Biyi Bandele (born Biyi Bandele-Thomas; 13 October 1967) is a Nigerian novelist, playwright and filmmaker. Bandele is regarded as one of the most versatile and prolific of the UK-based Nigerian writers, having turned his hand to theatre, journalism, television, film and radio, as well as the fiction with which he made his name. He lives in London, where he moved in 1990.
Bandele was born to Yoruba parents in Kafanchan, Kaduna State, Nigeria in 1967. His father Solomon Bamidele Thomas was a veteran of the Burma Campaign in World War II, while Nigeria was still part of the British Empire. Bandele spent the first 18 years of his life in the northern part of the country being most at home in the Hausa cultural tradition. Described as a precocious child, Bandele had early ambitions to be a writer and when he was 14 years old won a short-story competition. Later on, he moved to Lagos, then in 1987 studied drama at the Obafemi Awolowo University, Ile-Ife. He won the International Student Playscript competition of 1989 with an unpublished play, Rain, before claiming the 1990 British Council Lagos Award for an unpublished collection of poems. When that year, aged 22, he went to London, invited to a theatre festival, he had with him the manuscripts of two novels he had written. Soon after he arrived in the UK he had found a publisher and been given a commission by the Royal Court Theatre.

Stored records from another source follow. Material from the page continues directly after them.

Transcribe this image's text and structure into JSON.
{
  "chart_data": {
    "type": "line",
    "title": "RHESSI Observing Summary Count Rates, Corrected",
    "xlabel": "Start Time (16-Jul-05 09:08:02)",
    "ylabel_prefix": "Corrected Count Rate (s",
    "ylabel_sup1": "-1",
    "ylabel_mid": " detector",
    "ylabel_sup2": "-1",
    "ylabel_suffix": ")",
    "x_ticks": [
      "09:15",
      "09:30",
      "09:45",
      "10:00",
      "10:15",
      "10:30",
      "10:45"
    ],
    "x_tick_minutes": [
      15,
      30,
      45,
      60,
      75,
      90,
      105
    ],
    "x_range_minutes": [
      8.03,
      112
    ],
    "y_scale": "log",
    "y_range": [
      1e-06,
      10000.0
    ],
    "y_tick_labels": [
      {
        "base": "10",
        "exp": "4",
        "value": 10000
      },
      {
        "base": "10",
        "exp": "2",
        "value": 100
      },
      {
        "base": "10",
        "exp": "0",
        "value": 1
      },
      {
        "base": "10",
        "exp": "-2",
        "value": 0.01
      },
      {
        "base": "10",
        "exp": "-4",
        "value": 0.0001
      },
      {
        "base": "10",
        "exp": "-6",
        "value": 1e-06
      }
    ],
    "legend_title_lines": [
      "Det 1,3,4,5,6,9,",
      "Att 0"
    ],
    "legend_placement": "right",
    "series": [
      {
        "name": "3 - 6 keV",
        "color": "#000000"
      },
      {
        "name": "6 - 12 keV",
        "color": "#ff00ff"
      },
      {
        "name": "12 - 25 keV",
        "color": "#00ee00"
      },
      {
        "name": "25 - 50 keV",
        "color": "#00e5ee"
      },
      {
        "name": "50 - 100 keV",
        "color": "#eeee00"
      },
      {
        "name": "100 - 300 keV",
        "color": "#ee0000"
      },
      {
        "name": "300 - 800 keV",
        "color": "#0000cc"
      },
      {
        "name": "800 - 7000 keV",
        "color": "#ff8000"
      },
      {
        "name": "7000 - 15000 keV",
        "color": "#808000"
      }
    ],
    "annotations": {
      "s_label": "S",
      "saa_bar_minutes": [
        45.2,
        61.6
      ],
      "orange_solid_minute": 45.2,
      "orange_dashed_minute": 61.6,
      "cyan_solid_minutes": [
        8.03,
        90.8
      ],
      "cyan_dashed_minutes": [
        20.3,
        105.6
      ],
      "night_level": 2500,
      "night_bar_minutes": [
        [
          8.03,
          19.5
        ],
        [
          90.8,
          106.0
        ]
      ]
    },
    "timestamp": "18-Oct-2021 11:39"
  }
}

As a playwright, Bandele has worked for the stage with the Royal Court Theatre, the Royal Shakespeare Company and elsewhere, as well as writing radio drama and screenplays for television. His plays include: Rain; Marching for Fausa (1993); Resurrections in the Season of the Longest Drought (1994); Two Horsemen (1994), selected as Best New Play at the 1994 London New Plays Festival; Death Catches the Hunter and Me and the Boys (published in one volume, 1995); and Oroonoko, an adaptation of Aphra Behn's 17th-century novel of the same name. In 1997 he did a successful dramatization of Chinua Achebe's Things Fall Apart.Brixton Stories, Bandele's stage adaptation of his own novel The Street (1999), premiered in 2001 and was published in one volume with his play Happy Birthday Mister Deka, which premiered in 1999. He also adapted Lorca's Yerma in 2001.